Embattled Saudi crown prince lands in Mauritania in bid to rally allies
Saudi Arabia's Crown Prince Mohammed bin Salman landed in Mauritania on Sunday, as the embattled royal seeks to rally allies around him following international backlash over the murder of journalist Jamal Khashoggi.
Prince Mohammed was received at Nouakchott airport by President Mohammed Ould Abdel Aziz and other ministers from the Mauritanian government, according to Saudi Press Agency (SPA).
He then made his way to the presidential palace in the Mauritanian capital, following the red-carpet welcome.

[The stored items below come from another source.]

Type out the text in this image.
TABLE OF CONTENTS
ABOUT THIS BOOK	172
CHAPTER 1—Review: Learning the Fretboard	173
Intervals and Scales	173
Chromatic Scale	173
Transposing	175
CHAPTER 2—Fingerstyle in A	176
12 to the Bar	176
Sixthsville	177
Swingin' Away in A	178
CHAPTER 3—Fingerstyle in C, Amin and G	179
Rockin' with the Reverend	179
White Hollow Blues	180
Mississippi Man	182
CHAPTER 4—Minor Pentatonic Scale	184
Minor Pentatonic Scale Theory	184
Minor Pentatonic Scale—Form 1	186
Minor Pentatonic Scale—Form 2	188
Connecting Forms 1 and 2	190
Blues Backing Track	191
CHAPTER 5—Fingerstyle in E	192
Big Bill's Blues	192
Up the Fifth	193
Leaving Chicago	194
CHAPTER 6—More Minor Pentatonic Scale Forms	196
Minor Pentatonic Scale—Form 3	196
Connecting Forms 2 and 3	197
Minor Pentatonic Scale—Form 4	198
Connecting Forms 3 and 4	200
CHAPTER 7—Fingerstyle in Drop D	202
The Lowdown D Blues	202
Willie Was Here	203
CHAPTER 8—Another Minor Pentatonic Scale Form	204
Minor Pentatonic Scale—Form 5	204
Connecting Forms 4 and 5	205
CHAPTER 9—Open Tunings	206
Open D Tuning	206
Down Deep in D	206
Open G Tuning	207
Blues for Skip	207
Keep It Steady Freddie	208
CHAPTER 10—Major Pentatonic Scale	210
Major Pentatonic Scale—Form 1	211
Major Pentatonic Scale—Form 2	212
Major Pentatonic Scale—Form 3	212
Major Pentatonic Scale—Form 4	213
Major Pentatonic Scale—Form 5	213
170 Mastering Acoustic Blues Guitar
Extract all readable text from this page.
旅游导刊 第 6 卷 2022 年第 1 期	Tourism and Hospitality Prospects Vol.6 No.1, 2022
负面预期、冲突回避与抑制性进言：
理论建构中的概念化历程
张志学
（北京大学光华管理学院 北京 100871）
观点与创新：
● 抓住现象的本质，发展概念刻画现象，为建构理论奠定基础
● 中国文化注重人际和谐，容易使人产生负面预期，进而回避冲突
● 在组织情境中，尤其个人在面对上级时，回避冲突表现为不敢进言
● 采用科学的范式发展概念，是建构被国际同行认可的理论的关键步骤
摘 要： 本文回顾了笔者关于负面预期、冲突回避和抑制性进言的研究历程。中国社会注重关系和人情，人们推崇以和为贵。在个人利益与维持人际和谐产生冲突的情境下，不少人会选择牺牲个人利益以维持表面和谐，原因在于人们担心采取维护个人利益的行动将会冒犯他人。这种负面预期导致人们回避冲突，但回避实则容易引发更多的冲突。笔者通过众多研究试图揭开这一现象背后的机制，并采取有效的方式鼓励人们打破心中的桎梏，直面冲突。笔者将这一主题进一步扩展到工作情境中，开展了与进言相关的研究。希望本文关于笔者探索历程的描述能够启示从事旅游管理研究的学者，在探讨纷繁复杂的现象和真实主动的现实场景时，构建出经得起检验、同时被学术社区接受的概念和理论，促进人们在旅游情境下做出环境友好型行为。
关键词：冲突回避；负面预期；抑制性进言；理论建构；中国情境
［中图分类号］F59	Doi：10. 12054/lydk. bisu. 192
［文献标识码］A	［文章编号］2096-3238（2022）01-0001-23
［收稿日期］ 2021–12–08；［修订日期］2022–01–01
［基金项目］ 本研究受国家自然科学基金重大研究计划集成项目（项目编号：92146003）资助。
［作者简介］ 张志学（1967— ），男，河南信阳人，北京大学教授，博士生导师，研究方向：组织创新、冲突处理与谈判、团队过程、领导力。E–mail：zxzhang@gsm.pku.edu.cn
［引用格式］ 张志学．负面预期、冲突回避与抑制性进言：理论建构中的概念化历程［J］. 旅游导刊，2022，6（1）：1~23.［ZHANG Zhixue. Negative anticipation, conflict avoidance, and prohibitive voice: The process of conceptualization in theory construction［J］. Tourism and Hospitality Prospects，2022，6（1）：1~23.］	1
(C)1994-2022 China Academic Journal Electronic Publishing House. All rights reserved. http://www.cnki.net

"HRH the Crown Prince was accorded official warm reception, including red carpet welcome, two countries national anthems playing; and guard of honour review," SPA reported.
"Following a short recess at the airport, the Mauritanian president escorted the crown prince in an official motorcade to the presidential palace in capital Nouakchott."
The visit comes after Prince Mohammed's attendance at the G20 summit in Argentina, where he represented Saudi Arabia.
The crown prince has been under fire following the murder of Khashoggi on 2 October at the Saudi consulate in Istanbul, with US and Turkish intelligence allegedly linking him to the crime.
Although the crown prince appeared to have been rebuked or ignored by some leaders - including Turkey's President Recep Tayyip Erdogan - his visit also saw the Saudi leader engage in warm exchanges with the heads of China, Russia, among others.
Before Prince Mohammed arrived in Argentina on Wednesday he stopped off at the UAE, Bahrain, and Egypt, who are strong allies of the Saudi government.
The measure was viewed by many analysts as a bid to boost his standing in the Arab world, which his reputation has suffered after the killing of Khashoggi and war in Yemen.
A visit to Tunisia appeared to have been cut-short following protests by trade union members, journalists and human rights activists.
Crown Prince Mohammed bin Salman is expected to stop at Algeria on his way home, although Morocco was not on the itinerary, perhaps due to Rabat's refusal to back Saudi Arabia and the UAE in their year-long blockade of Qatar.
Others have reported that the Moroccan king refused to meet the crown prince.